For clarinetist Mike Sizer and cornetist Dave Jellema, jazz grabbed them early in life. “I knew at age 14 that’s all I ever wanted to do. Especially when I found they would actually pay you to play an instrument,” Sizer said in this interview with Intermezzo host Leora Zeitlin. Jellema agreed: “It chooses you. You wake up one day and say, ‘I’ve got to do this.”
And they have. Sizer played for years with the Dukes of Dixieland, on a Mississippi riverboat, in studio work, on public television, and now with the N’Awlins Gumbo Kings. Jellema has played with numerous jazz artists and bands in Tennessee, San Antonio, Austin and elsewhere. They will join tuba player Jim Shearer and several other musicians in the “Second Line Survivors Band” tonight in a benefit concert for KRWG that will combine traditional Dixieland numbers with some holiday favorites.
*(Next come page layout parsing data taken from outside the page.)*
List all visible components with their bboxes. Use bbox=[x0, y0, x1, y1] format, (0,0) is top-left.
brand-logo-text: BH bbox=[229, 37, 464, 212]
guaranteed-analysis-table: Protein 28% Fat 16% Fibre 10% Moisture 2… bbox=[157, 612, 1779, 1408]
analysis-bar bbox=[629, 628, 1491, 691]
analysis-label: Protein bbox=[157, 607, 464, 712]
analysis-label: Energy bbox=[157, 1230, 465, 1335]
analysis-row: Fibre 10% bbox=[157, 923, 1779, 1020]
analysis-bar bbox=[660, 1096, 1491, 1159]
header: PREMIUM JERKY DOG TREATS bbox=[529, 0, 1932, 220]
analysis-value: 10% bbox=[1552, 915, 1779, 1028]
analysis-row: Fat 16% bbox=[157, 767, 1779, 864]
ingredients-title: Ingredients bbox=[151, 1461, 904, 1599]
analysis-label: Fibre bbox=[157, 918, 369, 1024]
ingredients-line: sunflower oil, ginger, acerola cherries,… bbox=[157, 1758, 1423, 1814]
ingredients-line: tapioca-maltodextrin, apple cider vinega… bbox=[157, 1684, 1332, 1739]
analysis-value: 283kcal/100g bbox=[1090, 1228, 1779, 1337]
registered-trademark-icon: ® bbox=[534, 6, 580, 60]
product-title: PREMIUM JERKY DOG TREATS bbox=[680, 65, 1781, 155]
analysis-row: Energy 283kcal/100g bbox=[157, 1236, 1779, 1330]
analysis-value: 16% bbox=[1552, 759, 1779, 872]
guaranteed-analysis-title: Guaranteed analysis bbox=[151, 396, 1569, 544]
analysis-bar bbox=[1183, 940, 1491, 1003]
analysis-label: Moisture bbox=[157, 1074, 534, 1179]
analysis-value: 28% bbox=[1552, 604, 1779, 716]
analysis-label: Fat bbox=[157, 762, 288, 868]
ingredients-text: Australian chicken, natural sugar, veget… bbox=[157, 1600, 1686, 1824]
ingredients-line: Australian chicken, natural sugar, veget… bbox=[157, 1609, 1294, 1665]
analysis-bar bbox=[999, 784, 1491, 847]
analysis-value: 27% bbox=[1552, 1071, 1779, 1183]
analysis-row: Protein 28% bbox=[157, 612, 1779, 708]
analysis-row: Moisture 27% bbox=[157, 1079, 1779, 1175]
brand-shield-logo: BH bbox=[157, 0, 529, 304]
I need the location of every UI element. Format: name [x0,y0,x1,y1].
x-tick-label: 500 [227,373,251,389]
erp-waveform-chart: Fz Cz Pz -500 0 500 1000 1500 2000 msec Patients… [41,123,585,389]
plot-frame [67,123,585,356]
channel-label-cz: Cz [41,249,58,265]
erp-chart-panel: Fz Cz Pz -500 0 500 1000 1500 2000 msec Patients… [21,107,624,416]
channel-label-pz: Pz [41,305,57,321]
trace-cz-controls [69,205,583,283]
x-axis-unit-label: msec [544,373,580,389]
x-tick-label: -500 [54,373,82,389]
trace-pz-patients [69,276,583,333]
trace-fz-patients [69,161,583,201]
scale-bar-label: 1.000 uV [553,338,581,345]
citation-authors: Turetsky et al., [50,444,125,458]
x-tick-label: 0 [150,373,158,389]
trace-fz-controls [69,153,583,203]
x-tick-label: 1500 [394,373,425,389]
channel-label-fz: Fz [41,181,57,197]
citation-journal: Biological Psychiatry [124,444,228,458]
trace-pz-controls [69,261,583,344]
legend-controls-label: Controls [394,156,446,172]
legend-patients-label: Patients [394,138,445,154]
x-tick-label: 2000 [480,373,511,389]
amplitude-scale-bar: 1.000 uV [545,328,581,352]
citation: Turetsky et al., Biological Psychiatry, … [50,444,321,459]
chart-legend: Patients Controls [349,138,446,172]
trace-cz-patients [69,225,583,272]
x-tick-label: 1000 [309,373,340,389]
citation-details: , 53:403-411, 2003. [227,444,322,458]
In this conversation, they and Shearer discuss how they got into jazz, share anecdotes from their careers, and talk about the meaning of “Second Line Jazz” and the “collective improvisation” that they play in their concerts. “We all agree on a tune and a key, and off we go,” explained Shearer. “We do collective improvisation, where you have to listen to one another, play together, but not musically step on one another’s toes. And of course, we’re more modern so we open it up so everyone gets to play a solo improvisation, too. But it’s a mix like no other style of jazz.”
You can hear what he means tonight at the Rio Grande Theatre at 7 p.m.